Moving-model test rig
The TRansient Aerodynamic INvestigation (TRAIN) rig is a purpose built testing facility for examining the transient aerodynamics of moving vehicles. It has mainly been used for railway aerodynamics research, but has the potential to be used for a wide variety of aerodynamic investigations. The TRAIN Rig consists of three 150 m long tracks along which reduced scale vehicles can be propelled at speeds up to 75 m/s. Once in motion, the model is free from any propulsion devices, allowing free motion with minimal constraints on model design.
The TRAIN Rig offers the possibility to measure slipstream velocities, static pressure pulses and pressures acting on the train or trackside structures in a 15 m long open-air test section. The effects of crosswinds at various yaw angles and ground simulations can also be modelled using a purpose built 6.35 m long crosswind generator. Tunnels of various lengths and blockage ratios can also be installed for the measurement of vehicle aerodynamics in tunnel confines, as well as testing the influence of tunnel portals on micro-pressure waves.
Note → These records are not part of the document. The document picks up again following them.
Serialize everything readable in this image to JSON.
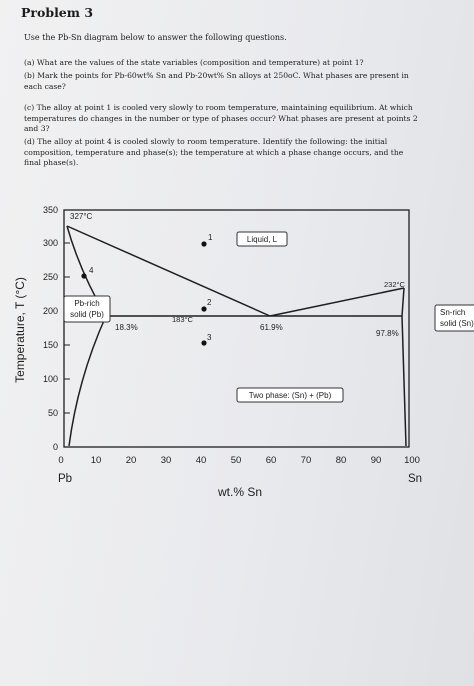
{
  "document": {
    "title": "Problem 3",
    "intro": "Use the Pb-Sn diagram below to answer the following questions.",
    "questions": [
      [
        "(a) What are the values of the state variables (composition and temperature) at point 1?"
      ],
      [
        "(b) Mark the points for Pb-60wt% Sn and Pb-20wt% Sn alloys at 250oC. What phases are present in",
        "each case?"
      ],
      [
        "(c) The alloy at point 1 is cooled very slowly to room temperature, maintaining equilibrium. At which",
        "temperatures do changes in the number or type of phases occur? What phases are present at points 2",
        "and 3?"
      ],
      [
        "(d) The alloy at point 4 is cooled slowly to room temperature. Identify the following: the initial",
        "composition, temperature and phase(s); the temperature at which a phase change occurs, and the",
        "final phase(s)."
      ]
    ]
  },
  "diagram": {
    "y_axis_title": "Temperature, T (°C)",
    "x_axis_title": "wt.% Sn",
    "x_ticks": [
      "0",
      "10",
      "20",
      "30",
      "40",
      "50",
      "60",
      "70",
      "80",
      "90",
      "100"
    ],
    "y_ticks": [
      "0",
      "50",
      "100",
      "150",
      "200",
      "250",
      "300",
      "350"
    ],
    "x_end_left": "Pb",
    "x_end_right": "Sn",
    "labels": {
      "pb_melt": "327°C",
      "sn_melt": "232°C",
      "eutectic_temp": "183°C",
      "alpha_limit": "18.3%",
      "eutectic_comp": "61.9%",
      "beta_limit": "97.8%",
      "liquid": "Liquid, L",
      "alpha_line1": "Pb-rich",
      "alpha_line2": "solid (Pb)",
      "beta_line1": "Sn-rich",
      "beta_line2": "solid (Sn)",
      "two_phase": "Two phase: (Sn) + (Pb)"
    },
    "points": [
      {
        "label": "1",
        "comp_wt_pct_sn": 40,
        "temp_c": 285
      },
      {
        "label": "2",
        "comp_wt_pct_sn": 40,
        "temp_c": 190
      },
      {
        "label": "3",
        "comp_wt_pct_sn": 40,
        "temp_c": 150
      },
      {
        "label": "4",
        "comp_wt_pct_sn": 7,
        "temp_c": 240
      }
    ]
  }
}
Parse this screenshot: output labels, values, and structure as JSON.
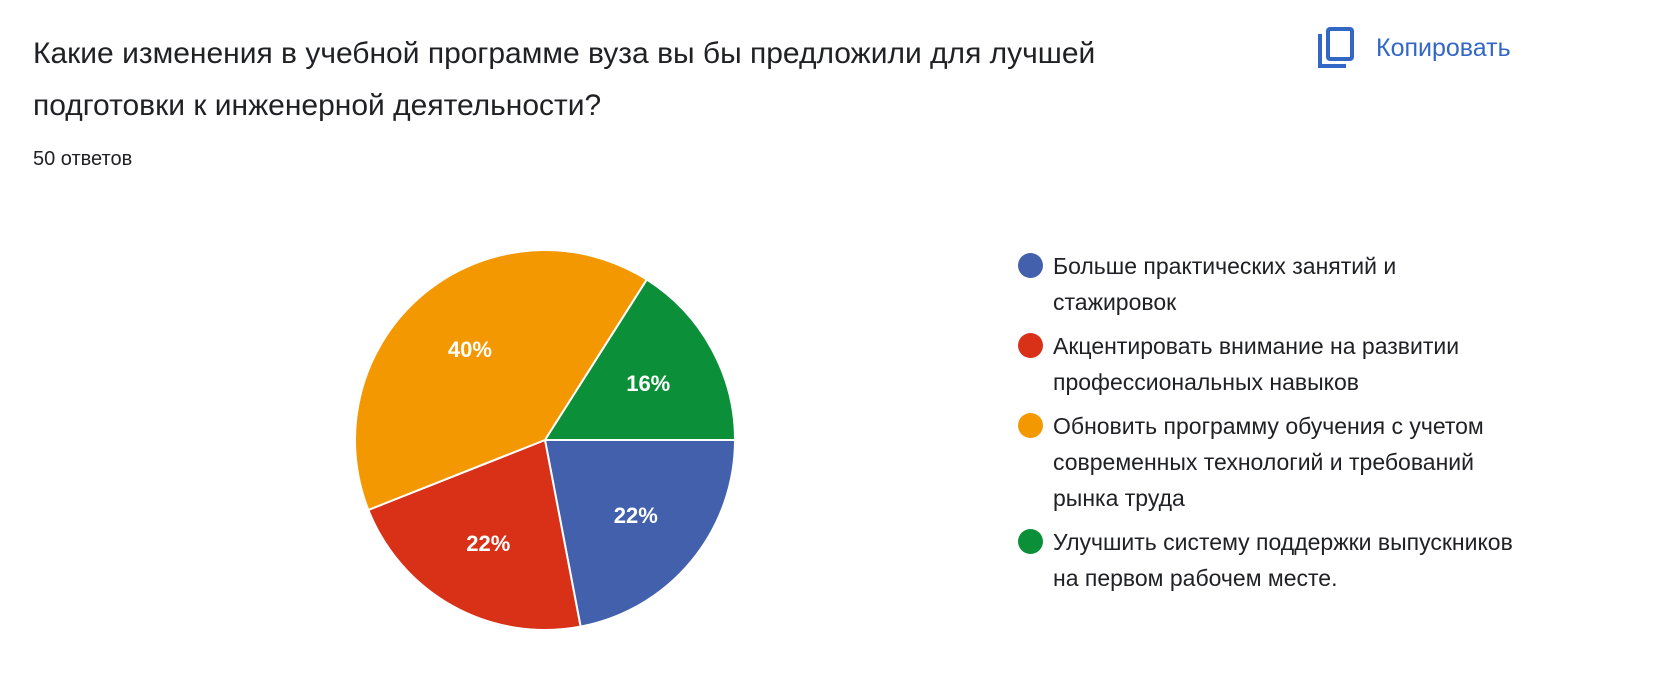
{
  "question": "Какие изменения в учебной программе вуза вы бы предложили для лучшей подготовки к инженерной деятельности?",
  "responses": "50 ответов",
  "copy_button": {
    "label": "Копировать",
    "icon": "copy-icon",
    "color": "#3367c6"
  },
  "chart_data": {
    "type": "pie",
    "legend_position": "right",
    "start": "east, clockwise",
    "slices": [
      {
        "label": "Больше практических занятий и стажировок",
        "value": 22,
        "display": "22%",
        "color": "#4260ab"
      },
      {
        "label": "Акцентировать внимание на развитии профессиональных навыков",
        "value": 22,
        "display": "22%",
        "color": "#d83118"
      },
      {
        "label": "Обновить программу обучения с учетом современных технологий и требований рынка труда",
        "value": 40,
        "display": "40%",
        "color": "#f39800"
      },
      {
        "label": "Улучшить систему поддержки выпускников на первом рабочем месте.",
        "value": 16,
        "display": "16%",
        "color": "#0b9039"
      }
    ]
  }
}
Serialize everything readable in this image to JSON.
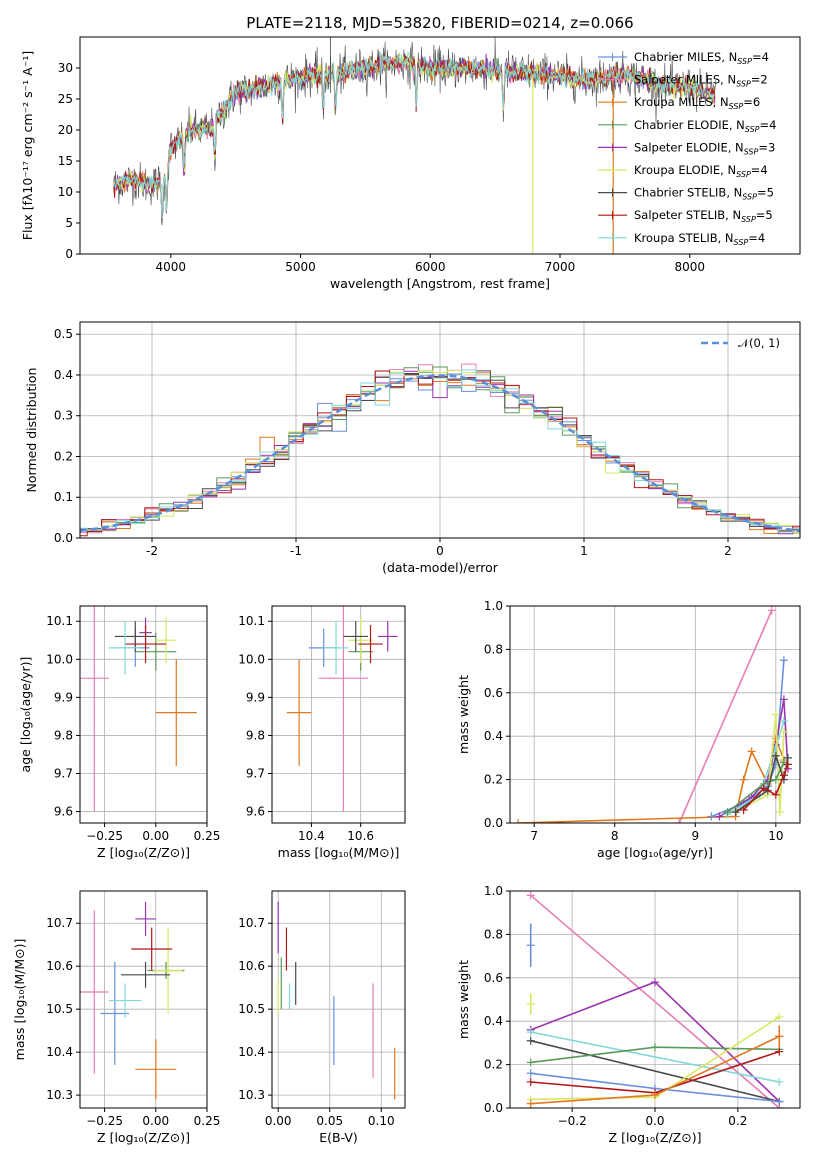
{
  "chart_data": [
    {
      "id": "spectrum",
      "type": "line",
      "title": "PLATE=2118, MJD=53820, FIBERID=0214, z=0.066",
      "xlabel": "wavelength [Angstrom, rest frame]",
      "ylabel": "Flux [fλ10⁻¹⁷ erg cm⁻² s⁻¹ A⁻¹]",
      "xlim": [
        3300,
        8850
      ],
      "ylim": [
        0,
        35
      ],
      "xticks": [
        4000,
        5000,
        6000,
        7000,
        8000
      ],
      "yticks": [
        0,
        5,
        10,
        15,
        20,
        25,
        30
      ],
      "continuum": {
        "x": [
          3550,
          3700,
          3850,
          3950,
          4000,
          4150,
          4300,
          4400,
          4500,
          4700,
          4900,
          5100,
          5300,
          5500,
          5800,
          6000,
          6300,
          6600,
          6900,
          7200,
          7500,
          7800,
          8000,
          8100,
          8200
        ],
        "y": [
          11,
          12,
          11,
          12,
          17,
          20,
          20,
          23,
          26,
          27,
          28,
          29,
          29,
          30,
          31,
          30,
          30,
          29.5,
          29,
          28,
          29,
          27,
          27,
          26,
          26
        ]
      },
      "legend": [
        {
          "label": "Chabrier MILES, N",
          "sub": "SSP",
          "val": "=4",
          "color": "#6a8fdc"
        },
        {
          "label": "Salpeter MILES, N",
          "sub": "SSP",
          "val": "=2",
          "color": "#e77fb5"
        },
        {
          "label": "Kroupa MILES, N",
          "sub": "SSP",
          "val": "=6",
          "color": "#e07820"
        },
        {
          "label": "Chabrier ELODIE, N",
          "sub": "SSP",
          "val": "=4",
          "color": "#5a9a5a"
        },
        {
          "label": "Salpeter ELODIE, N",
          "sub": "SSP",
          "val": "=3",
          "color": "#9a35b0"
        },
        {
          "label": "Kroupa ELODIE, N",
          "sub": "SSP",
          "val": "=4",
          "color": "#d8e860"
        },
        {
          "label": "Chabrier STELIB, N",
          "sub": "SSP",
          "val": "=5",
          "color": "#4a4a4a"
        },
        {
          "label": "Salpeter STELIB, N",
          "sub": "SSP",
          "val": "=5",
          "color": "#b01818"
        },
        {
          "label": "Kroupa STELIB, N",
          "sub": "SSP",
          "val": "=4",
          "color": "#80d8d8"
        }
      ]
    },
    {
      "id": "residuals",
      "type": "histogram",
      "xlabel": "(data-model)/error",
      "ylabel": "Normed distribution",
      "xlim": [
        -2.5,
        2.5
      ],
      "ylim": [
        0,
        0.53
      ],
      "xticks": [
        -2,
        -1,
        0,
        1,
        2
      ],
      "yticks": [
        0.0,
        0.1,
        0.2,
        0.3,
        0.4,
        0.5
      ],
      "legend": "𝒩(0, 1)",
      "gaussian": {
        "mu": 0,
        "sigma": 1,
        "color": "#5b8fd8"
      },
      "bin_width": 0.1,
      "series_colors": [
        "#6a8fdc",
        "#e77fb5",
        "#e07820",
        "#5a9a5a",
        "#9a35b0",
        "#d8e860",
        "#4a4a4a",
        "#b01818",
        "#80d8d8"
      ]
    },
    {
      "id": "age_vs_Z",
      "type": "errorbar",
      "xlabel": "Z [log₁₀(Z/Z⊙)]",
      "ylabel": "age  [log₁₀(age/yr)]",
      "xlim": [
        -0.37,
        0.25
      ],
      "ylim": [
        9.57,
        10.14
      ],
      "xticks": [
        -0.25,
        0.0,
        0.25
      ],
      "xticklabels": [
        "−0.25",
        "0.00",
        "0.25"
      ],
      "yticks": [
        9.6,
        9.7,
        9.8,
        9.9,
        10.0,
        10.1
      ],
      "points": [
        {
          "x": -0.1,
          "y": 10.03,
          "xerr": 0.07,
          "yerr": 0.05,
          "color": "#6a8fdc"
        },
        {
          "x": -0.3,
          "y": 9.95,
          "xerr": 0.07,
          "yerr": 0.35,
          "color": "#e77fb5"
        },
        {
          "x": 0.1,
          "y": 9.86,
          "xerr": 0.1,
          "yerr": 0.14,
          "color": "#e07820"
        },
        {
          "x": -0.0,
          "y": 10.02,
          "xerr": 0.1,
          "yerr": 0.05,
          "color": "#5a9a5a"
        },
        {
          "x": -0.05,
          "y": 10.07,
          "xerr": 0.03,
          "yerr": 0.04,
          "color": "#9a35b0"
        },
        {
          "x": 0.05,
          "y": 10.05,
          "xerr": 0.05,
          "yerr": 0.06,
          "color": "#d8e860"
        },
        {
          "x": -0.1,
          "y": 10.06,
          "xerr": 0.1,
          "yerr": 0.04,
          "color": "#4a4a4a"
        },
        {
          "x": -0.05,
          "y": 10.04,
          "xerr": 0.1,
          "yerr": 0.05,
          "color": "#b01818"
        },
        {
          "x": -0.15,
          "y": 10.03,
          "xerr": 0.08,
          "yerr": 0.07,
          "color": "#80d8d8"
        }
      ]
    },
    {
      "id": "age_vs_mass",
      "type": "errorbar",
      "xlabel": "mass [log₁₀(M/M⊙)]",
      "ylabel": "",
      "xlim": [
        10.24,
        10.78
      ],
      "ylim": [
        9.57,
        10.14
      ],
      "xticks": [
        10.4,
        10.6
      ],
      "xticklabels": [
        "10.4",
        "10.6"
      ],
      "yticks": [
        9.6,
        9.7,
        9.8,
        9.9,
        10.0,
        10.1
      ],
      "points": [
        {
          "x": 10.45,
          "y": 10.03,
          "xerr": 0.06,
          "yerr": 0.05,
          "color": "#6a8fdc"
        },
        {
          "x": 10.53,
          "y": 9.95,
          "xerr": 0.1,
          "yerr": 0.35,
          "color": "#e77fb5"
        },
        {
          "x": 10.35,
          "y": 9.86,
          "xerr": 0.05,
          "yerr": 0.14,
          "color": "#e07820"
        },
        {
          "x": 10.6,
          "y": 10.02,
          "xerr": 0.05,
          "yerr": 0.05,
          "color": "#5a9a5a"
        },
        {
          "x": 10.71,
          "y": 10.06,
          "xerr": 0.04,
          "yerr": 0.04,
          "color": "#9a35b0"
        },
        {
          "x": 10.6,
          "y": 10.05,
          "xerr": 0.05,
          "yerr": 0.06,
          "color": "#d8e860"
        },
        {
          "x": 10.58,
          "y": 10.06,
          "xerr": 0.05,
          "yerr": 0.04,
          "color": "#4a4a4a"
        },
        {
          "x": 10.64,
          "y": 10.04,
          "xerr": 0.05,
          "yerr": 0.05,
          "color": "#b01818"
        },
        {
          "x": 10.5,
          "y": 10.03,
          "xerr": 0.05,
          "yerr": 0.07,
          "color": "#80d8d8"
        }
      ]
    },
    {
      "id": "mw_vs_age",
      "type": "line",
      "xlabel": "age  [log₁₀(age/yr)]",
      "ylabel": "mass weight",
      "xlim": [
        6.7,
        10.3
      ],
      "ylim": [
        0,
        1.0
      ],
      "xticks": [
        7,
        8,
        9,
        10
      ],
      "xticklabels": [
        "7",
        "8",
        "9",
        "10"
      ],
      "yticks": [
        0.0,
        0.2,
        0.4,
        0.6,
        0.8,
        1.0
      ],
      "series": [
        {
          "color": "#e77fb5",
          "x": [
            8.8,
            9.95
          ],
          "y": [
            0.0,
            0.98
          ]
        },
        {
          "color": "#e07820",
          "x": [
            6.8,
            9.5,
            9.6,
            9.7,
            9.9,
            10.0,
            10.1
          ],
          "y": [
            0.0,
            0.03,
            0.2,
            0.33,
            0.18,
            0.39,
            0.29
          ]
        },
        {
          "color": "#6a8fdc",
          "x": [
            9.2,
            9.6,
            9.9,
            10.0,
            10.1
          ],
          "y": [
            0.03,
            0.09,
            0.17,
            0.27,
            0.75
          ]
        },
        {
          "color": "#9a35b0",
          "x": [
            9.3,
            9.7,
            9.9,
            10.0,
            10.1,
            10.15
          ],
          "y": [
            0.03,
            0.12,
            0.2,
            0.36,
            0.57,
            0.25
          ]
        },
        {
          "color": "#80d8d8",
          "x": [
            9.4,
            9.8,
            10.0,
            10.1
          ],
          "y": [
            0.04,
            0.13,
            0.35,
            0.47
          ]
        },
        {
          "color": "#d8e860",
          "x": [
            9.5,
            9.9,
            10.0,
            10.05,
            10.1
          ],
          "y": [
            0.05,
            0.13,
            0.5,
            0.05,
            0.42
          ]
        },
        {
          "color": "#5a9a5a",
          "x": [
            9.4,
            9.85,
            10.0,
            10.1
          ],
          "y": [
            0.05,
            0.18,
            0.2,
            0.28
          ]
        },
        {
          "color": "#4a4a4a",
          "x": [
            9.5,
            9.9,
            10.0,
            10.1,
            10.15
          ],
          "y": [
            0.05,
            0.15,
            0.31,
            0.2,
            0.3
          ]
        },
        {
          "color": "#b01818",
          "x": [
            9.6,
            9.85,
            10.0,
            10.1,
            10.15
          ],
          "y": [
            0.06,
            0.16,
            0.13,
            0.22,
            0.27
          ]
        }
      ]
    },
    {
      "id": "mass_vs_Z",
      "type": "errorbar",
      "xlabel": "Z [log₁₀(Z/Z⊙)]",
      "ylabel": "mass [log₁₀(M/M⊙)]",
      "xlim": [
        -0.37,
        0.25
      ],
      "ylim": [
        10.27,
        10.775
      ],
      "xticks": [
        -0.25,
        0.0,
        0.25
      ],
      "xticklabels": [
        "−0.25",
        "0.00",
        "0.25"
      ],
      "yticks": [
        10.3,
        10.4,
        10.5,
        10.6,
        10.7
      ],
      "points": [
        {
          "x": -0.2,
          "y": 10.49,
          "xerr": 0.07,
          "yerr": 0.12,
          "color": "#6a8fdc"
        },
        {
          "x": -0.3,
          "y": 10.54,
          "xerr": 0.07,
          "yerr": 0.19,
          "color": "#e77fb5"
        },
        {
          "x": 0.0,
          "y": 10.36,
          "xerr": 0.1,
          "yerr": 0.07,
          "color": "#e07820"
        },
        {
          "x": 0.05,
          "y": 10.59,
          "xerr": 0.09,
          "yerr": 0.02,
          "color": "#5a9a5a"
        },
        {
          "x": -0.05,
          "y": 10.71,
          "xerr": 0.05,
          "yerr": 0.04,
          "color": "#9a35b0"
        },
        {
          "x": 0.06,
          "y": 10.59,
          "xerr": 0.07,
          "yerr": 0.1,
          "color": "#d8e860"
        },
        {
          "x": -0.05,
          "y": 10.58,
          "xerr": 0.12,
          "yerr": 0.03,
          "color": "#4a4a4a"
        },
        {
          "x": -0.02,
          "y": 10.64,
          "xerr": 0.1,
          "yerr": 0.05,
          "color": "#b01818"
        },
        {
          "x": -0.15,
          "y": 10.52,
          "xerr": 0.08,
          "yerr": 0.04,
          "color": "#80d8d8"
        }
      ]
    },
    {
      "id": "mass_vs_ebv",
      "type": "errorbar",
      "xlabel": "E(B-V)",
      "ylabel": "",
      "xlim": [
        -0.006,
        0.123
      ],
      "ylim": [
        10.27,
        10.775
      ],
      "xticks": [
        0.0,
        0.05,
        0.1
      ],
      "xticklabels": [
        "0.00",
        "0.05",
        "0.10"
      ],
      "yticks": [
        10.3,
        10.4,
        10.5,
        10.6,
        10.7
      ],
      "points": [
        {
          "x": 0.054,
          "y": 10.45,
          "xerr": 0,
          "yerr": 0.08,
          "color": "#6a8fdc"
        },
        {
          "x": 0.092,
          "y": 10.45,
          "xerr": 0,
          "yerr": 0.11,
          "color": "#e77fb5"
        },
        {
          "x": 0.113,
          "y": 10.35,
          "xerr": 0,
          "yerr": 0.06,
          "color": "#e07820"
        },
        {
          "x": 0.003,
          "y": 10.56,
          "xerr": 0,
          "yerr": 0.06,
          "color": "#5a9a5a"
        },
        {
          "x": 0.0,
          "y": 10.69,
          "xerr": 0,
          "yerr": 0.06,
          "color": "#9a35b0"
        },
        {
          "x": 0.0,
          "y": 10.53,
          "xerr": 0,
          "yerr": 0.04,
          "color": "#d8e860"
        },
        {
          "x": 0.017,
          "y": 10.56,
          "xerr": 0,
          "yerr": 0.05,
          "color": "#4a4a4a"
        },
        {
          "x": 0.008,
          "y": 10.64,
          "xerr": 0,
          "yerr": 0.05,
          "color": "#b01818"
        },
        {
          "x": 0.011,
          "y": 10.53,
          "xerr": 0,
          "yerr": 0.03,
          "color": "#80d8d8"
        }
      ]
    },
    {
      "id": "mw_vs_Z",
      "type": "line",
      "xlabel": "Z [log₁₀(Z/Z⊙)]",
      "ylabel": "mass weight",
      "xlim": [
        -0.35,
        0.35
      ],
      "ylim": [
        0,
        1.0
      ],
      "xticks": [
        -0.2,
        0.0,
        0.2
      ],
      "xticklabels": [
        "−0.2",
        "0.0",
        "0.2"
      ],
      "yticks": [
        0.0,
        0.2,
        0.4,
        0.6,
        0.8,
        1.0
      ],
      "series": [
        {
          "color": "#e77fb5",
          "x": [
            -0.3,
            0.3
          ],
          "y": [
            0.98,
            0.0
          ]
        },
        {
          "color": "#9a35b0",
          "x": [
            -0.3,
            0.0,
            0.3
          ],
          "y": [
            0.36,
            0.58,
            0.03
          ]
        },
        {
          "color": "#80d8d8",
          "x": [
            -0.3,
            0.3
          ],
          "y": [
            0.35,
            0.12
          ]
        },
        {
          "color": "#4a4a4a",
          "x": [
            -0.3,
            0.3
          ],
          "y": [
            0.31,
            0.03
          ]
        },
        {
          "color": "#5a9a5a",
          "x": [
            -0.3,
            0.0,
            0.3
          ],
          "y": [
            0.21,
            0.28,
            0.27
          ]
        },
        {
          "color": "#6a8fdc",
          "x": [
            -0.3,
            0.0,
            0.3
          ],
          "y": [
            0.16,
            0.09,
            0.03
          ]
        },
        {
          "color": "#b01818",
          "x": [
            -0.3,
            0.0,
            0.3
          ],
          "y": [
            0.12,
            0.07,
            0.26
          ]
        },
        {
          "color": "#d8e860",
          "x": [
            -0.3,
            0.0,
            0.3
          ],
          "y": [
            0.04,
            0.05,
            0.42
          ]
        },
        {
          "color": "#e07820",
          "x": [
            -0.3,
            0.0,
            0.3
          ],
          "y": [
            0.02,
            0.06,
            0.33
          ]
        }
      ],
      "markers": [
        {
          "color": "#6a8fdc",
          "x": -0.3,
          "y": 0.75,
          "yerr": 0.1
        },
        {
          "color": "#d8e860",
          "x": -0.3,
          "y": 0.48,
          "yerr": 0.05
        },
        {
          "color": "#e07820",
          "x": 0.3,
          "y": 0.33,
          "yerr": 0.05
        }
      ]
    }
  ]
}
The advantage of using a moving model rig over a typical stationary wind tunnel is the ability to correctly simulate relative motion between the vehicle and the ground/structures or crosswind simulation. Similarly, the moving model rig allows for accurate development of tunnel micro-pressure waves relative to a moving train.
The TRAIN Rig is used for both academic research projects as well providing consultancy services for industrial clients.
The train aerodynamics research group uses the University’s HPC facility, BlueBEAR, for conducting computational fluid dynamics CFD calculations. On BlueBEAR, the group has exclusive access to 14 dual-processor 8-core (16 cores/node) worker nodes with 32 GB of memory giving a total of 224 cores and a theoretical peak performance of 3.9 TFlop/s. As well as compute nodes, the group also uses two worker nodes with 256 GB of memory which are used for meshing and batch visualisation.
With access to relatively large amounts of computing power the group can run high-fidelity simulations, such as Large Eddy Simulations (LES), which are ‘out of reach’ of many companies and academic research groups. LES-based methods allow for the collection of high-resolution temporal and spatial data but this comes at a much higher cost than commonly-used Reynolds-Averaged Navier-Stokes (RANS) methods.
The computational facilities have been used by the group to conduct several academic projects as well as consulting for numerous industrial clients.